Lorsque Cloudhawk était revenu au bar, il trouva vieux Chardon et Asha qui l’attendaient avec impatience.
Le Vieux Chardon cessa de tripoter son bracelet lorsque Cloudhawk s’était approché et avait poussé un soupir. « J’ai entendu… »
« C’est fait. » Cloudhawk acquiesça. « Squall a été d’une grande aide. Ses actions seront d’une grande aide. Je suis sûr que Skycloud le récompensera pour ses efforts. »
Le vieux Chardon laissa échapper un long souffle. A la fin, il y avait eu plus de peur que de danger. Il avait fait le bon choix.
Adder s’était approché du bar avec un verre à la main. « J’avais raison à ton sujet. Je suis surpris que tu aies fait ça si vite. »
« Vous aviez dit qu’elle était simple et vous aviez raison. » répondit-il en se tournant vers lui avec sarcasme et une certaine irritation. « Voici ce que vous vouliez. J’espère que vous ne m’avez pas racontez de conneries. »
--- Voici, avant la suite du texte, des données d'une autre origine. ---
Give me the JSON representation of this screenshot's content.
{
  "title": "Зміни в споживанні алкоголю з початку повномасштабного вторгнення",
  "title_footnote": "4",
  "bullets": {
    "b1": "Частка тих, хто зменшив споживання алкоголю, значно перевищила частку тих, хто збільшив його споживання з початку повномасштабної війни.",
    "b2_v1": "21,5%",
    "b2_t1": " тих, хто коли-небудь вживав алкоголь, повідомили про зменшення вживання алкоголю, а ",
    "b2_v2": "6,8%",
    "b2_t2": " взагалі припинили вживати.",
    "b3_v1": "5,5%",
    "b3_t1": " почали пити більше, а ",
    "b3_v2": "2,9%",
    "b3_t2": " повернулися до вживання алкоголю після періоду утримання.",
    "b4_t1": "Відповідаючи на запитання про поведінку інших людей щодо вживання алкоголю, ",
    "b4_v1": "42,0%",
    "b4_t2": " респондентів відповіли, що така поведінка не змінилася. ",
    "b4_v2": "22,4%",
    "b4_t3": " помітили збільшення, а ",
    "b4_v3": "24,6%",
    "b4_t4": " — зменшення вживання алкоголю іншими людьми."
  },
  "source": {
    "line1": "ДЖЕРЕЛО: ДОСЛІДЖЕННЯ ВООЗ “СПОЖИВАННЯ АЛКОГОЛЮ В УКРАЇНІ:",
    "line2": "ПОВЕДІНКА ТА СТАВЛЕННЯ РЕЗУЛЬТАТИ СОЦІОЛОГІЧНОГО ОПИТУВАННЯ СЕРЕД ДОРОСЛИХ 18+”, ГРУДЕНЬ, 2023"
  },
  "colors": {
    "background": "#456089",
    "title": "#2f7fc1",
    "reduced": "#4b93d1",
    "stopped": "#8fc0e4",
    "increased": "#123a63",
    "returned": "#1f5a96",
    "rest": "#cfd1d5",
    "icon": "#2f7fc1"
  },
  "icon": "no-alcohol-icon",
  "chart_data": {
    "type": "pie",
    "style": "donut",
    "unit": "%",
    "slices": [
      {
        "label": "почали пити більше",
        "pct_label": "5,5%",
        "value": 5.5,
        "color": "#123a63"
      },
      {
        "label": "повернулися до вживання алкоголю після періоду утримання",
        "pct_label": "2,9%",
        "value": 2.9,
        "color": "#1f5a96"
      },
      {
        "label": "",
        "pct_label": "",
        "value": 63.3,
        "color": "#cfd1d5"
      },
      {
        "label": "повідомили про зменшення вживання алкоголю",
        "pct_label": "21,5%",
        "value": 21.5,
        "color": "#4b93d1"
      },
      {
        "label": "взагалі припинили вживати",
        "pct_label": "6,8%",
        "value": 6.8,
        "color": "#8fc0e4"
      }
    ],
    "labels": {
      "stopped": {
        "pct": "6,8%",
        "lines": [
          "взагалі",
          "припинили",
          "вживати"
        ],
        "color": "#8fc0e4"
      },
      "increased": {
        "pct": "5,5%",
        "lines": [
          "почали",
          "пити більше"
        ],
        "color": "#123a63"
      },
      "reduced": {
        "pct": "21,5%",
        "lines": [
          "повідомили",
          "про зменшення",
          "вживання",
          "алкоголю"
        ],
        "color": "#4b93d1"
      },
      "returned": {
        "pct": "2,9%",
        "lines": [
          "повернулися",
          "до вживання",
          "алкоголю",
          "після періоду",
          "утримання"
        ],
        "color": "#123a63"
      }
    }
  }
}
« Tu as travaillé dur. Prends un verre. » Adder n’avait pas montré une once de culpabilité. Il poussa le verre devant Cloudhawk en échange de la carte. Alors qu’il la regardait, ses pupilles se contractèrent et ses sourcils se rapprochèrent tandis qu’il murmurait presque à lui-même, « Hm… crypté. Le gars était prudent. Ça va prendre du temps pour déchiffrer son code. »
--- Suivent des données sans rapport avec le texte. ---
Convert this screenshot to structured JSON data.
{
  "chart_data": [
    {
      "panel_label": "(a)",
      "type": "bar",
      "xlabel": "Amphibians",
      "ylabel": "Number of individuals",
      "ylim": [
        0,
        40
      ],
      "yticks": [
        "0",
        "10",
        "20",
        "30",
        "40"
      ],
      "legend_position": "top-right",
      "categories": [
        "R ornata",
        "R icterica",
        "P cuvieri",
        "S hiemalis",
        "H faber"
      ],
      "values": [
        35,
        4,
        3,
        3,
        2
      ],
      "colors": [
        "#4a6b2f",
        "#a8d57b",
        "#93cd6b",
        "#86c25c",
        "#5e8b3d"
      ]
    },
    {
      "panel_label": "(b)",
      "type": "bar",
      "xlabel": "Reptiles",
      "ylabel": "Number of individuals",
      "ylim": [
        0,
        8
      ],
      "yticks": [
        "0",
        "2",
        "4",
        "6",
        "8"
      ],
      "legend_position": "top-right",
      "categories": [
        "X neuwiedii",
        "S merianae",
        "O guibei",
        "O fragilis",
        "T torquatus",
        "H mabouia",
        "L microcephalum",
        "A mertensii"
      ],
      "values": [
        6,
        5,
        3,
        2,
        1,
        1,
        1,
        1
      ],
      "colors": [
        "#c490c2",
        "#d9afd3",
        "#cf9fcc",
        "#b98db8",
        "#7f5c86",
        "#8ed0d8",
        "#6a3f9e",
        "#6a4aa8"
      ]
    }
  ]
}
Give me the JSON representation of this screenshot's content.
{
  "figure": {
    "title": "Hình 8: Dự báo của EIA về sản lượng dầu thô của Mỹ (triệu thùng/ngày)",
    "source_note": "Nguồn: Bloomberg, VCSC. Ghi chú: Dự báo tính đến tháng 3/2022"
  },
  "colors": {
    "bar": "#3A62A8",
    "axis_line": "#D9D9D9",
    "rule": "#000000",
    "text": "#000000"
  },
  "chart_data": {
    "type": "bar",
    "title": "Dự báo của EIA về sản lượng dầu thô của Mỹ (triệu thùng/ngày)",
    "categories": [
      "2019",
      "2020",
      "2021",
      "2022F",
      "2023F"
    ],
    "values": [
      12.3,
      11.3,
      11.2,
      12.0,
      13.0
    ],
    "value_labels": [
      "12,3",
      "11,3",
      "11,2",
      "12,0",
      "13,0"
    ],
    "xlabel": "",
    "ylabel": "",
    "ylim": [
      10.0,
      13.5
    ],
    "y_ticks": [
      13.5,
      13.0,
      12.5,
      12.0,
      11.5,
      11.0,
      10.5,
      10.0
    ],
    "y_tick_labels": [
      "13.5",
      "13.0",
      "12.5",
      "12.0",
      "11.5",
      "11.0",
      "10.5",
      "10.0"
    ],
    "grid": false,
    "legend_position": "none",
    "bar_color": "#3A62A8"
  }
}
Sa réaction prouva que c’était la carte qu’il cherchait. D’où venait ce type ? Pourquoi voulait-il la carte ?
Adder tapa légèrement dans ses mains et une paire de serviteurs lui amena Asha. Il lui ébouriffa affectueusement les cheveux. « Très bien, mon petit, à partir d’aujourd’hui, tu peux me considérer comme ton père adoptif. Tant que tu seras ici au Sandbar, je ne laisserai personne te déranger. Qu’est-ce que tu en dis ? »
Les yeux d’Asha s’étaient tournés vers Cloudhawk pendant un moment avant qu’elle ne réponde, « Très bien ! »
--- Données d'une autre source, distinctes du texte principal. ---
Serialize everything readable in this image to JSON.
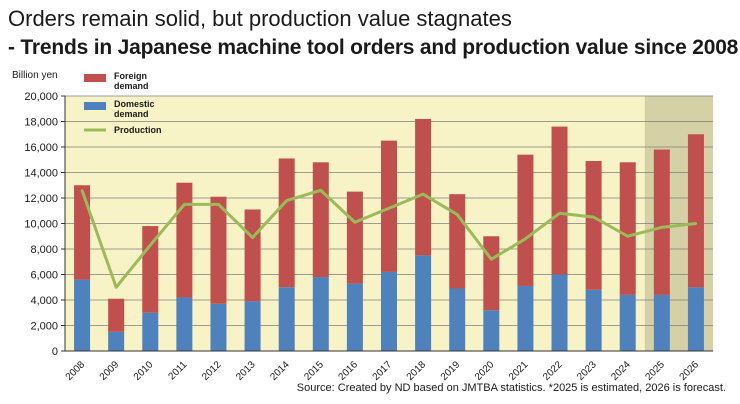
{
  "title": "Orders remain solid, but production value stagnates",
  "subtitle": "- Trends in Japanese machine tool orders and production value since 2008 -",
  "source": "Source: Created by ND based on JMTBA statistics. *2025 is estimated, 2026 is forecast.",
  "colors": {
    "background": "#f8f3c6",
    "projection_band": "#d5d0a5",
    "foreign": "#c0504d",
    "domestic": "#4f81bd",
    "production": "#9bbb59",
    "grid": "#7f7f7f"
  },
  "chart_data": {
    "type": "bar",
    "stacked": true,
    "ylabel": "Billion yen",
    "ylim": [
      0,
      20000
    ],
    "yticks": [
      "0",
      "2,000",
      "4,000",
      "6,000",
      "8,000",
      "10,000",
      "12,000",
      "14,000",
      "16,000",
      "18,000",
      "20,000"
    ],
    "categories": [
      "2008",
      "2009",
      "2010",
      "2011",
      "2012",
      "2013",
      "2014",
      "2015",
      "2016",
      "2017",
      "2018",
      "2019",
      "2020",
      "2021",
      "2022",
      "2023",
      "2024",
      "2025",
      "2026"
    ],
    "projected_categories": [
      "2025",
      "2026"
    ],
    "legend_position": "top-left",
    "series": [
      {
        "name": "Domestic demand",
        "label_lines": [
          "Domestic",
          "demand"
        ],
        "type": "bar",
        "values": [
          5600,
          1500,
          3000,
          4200,
          3700,
          3900,
          5000,
          5800,
          5300,
          6200,
          7500,
          4900,
          3200,
          5100,
          6000,
          4800,
          4400,
          4400,
          5000
        ]
      },
      {
        "name": "Foreign demand",
        "label_lines": [
          "Foreign",
          "demand"
        ],
        "type": "bar",
        "values": [
          7400,
          2600,
          6800,
          9000,
          8400,
          7200,
          10100,
          9000,
          7200,
          10300,
          10700,
          7400,
          5800,
          10300,
          11600,
          10100,
          10400,
          11400,
          12000
        ]
      },
      {
        "name": "Production",
        "label_lines": [
          "Production"
        ],
        "type": "line",
        "values": [
          12600,
          5000,
          8300,
          11500,
          11500,
          8900,
          11800,
          12600,
          10100,
          11200,
          12300,
          10700,
          7200,
          8800,
          10800,
          10500,
          9000,
          9700,
          10000
        ]
      }
    ]
  }
}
Adder était un homme mystérieux. Son nom ressemblait à celui d’un profane, mais il n’était pas de là-bas. Venait-il de Skycloud ? Cela ne semblait pas probable non plus. Si c’était le cas, rien de ce qu’il faisait n’avait beaucoup de sens.
Ainsi, peut-être était-il un vrai citoyen des régions frontalières. En réalité, d’où il venait n’avait pas d’importance. Il s’en fichait tant qu’il tenait sa promesse de s’occuper d’elle.
Elle n’était qu’une fille simple. Adder n’avait aucune raison de causer des ennuis en revenant sur sa parole.
Enfin, il pouvait se débarrasser d’un des soucis qu’il portait dans son cœur. Il emmena Asha dehors pour qu’elles puissent parler seules et lui demanda directement : « Es-tu sûre de vouloir rester ici ? Tu as encore le temps de changer d’avis. »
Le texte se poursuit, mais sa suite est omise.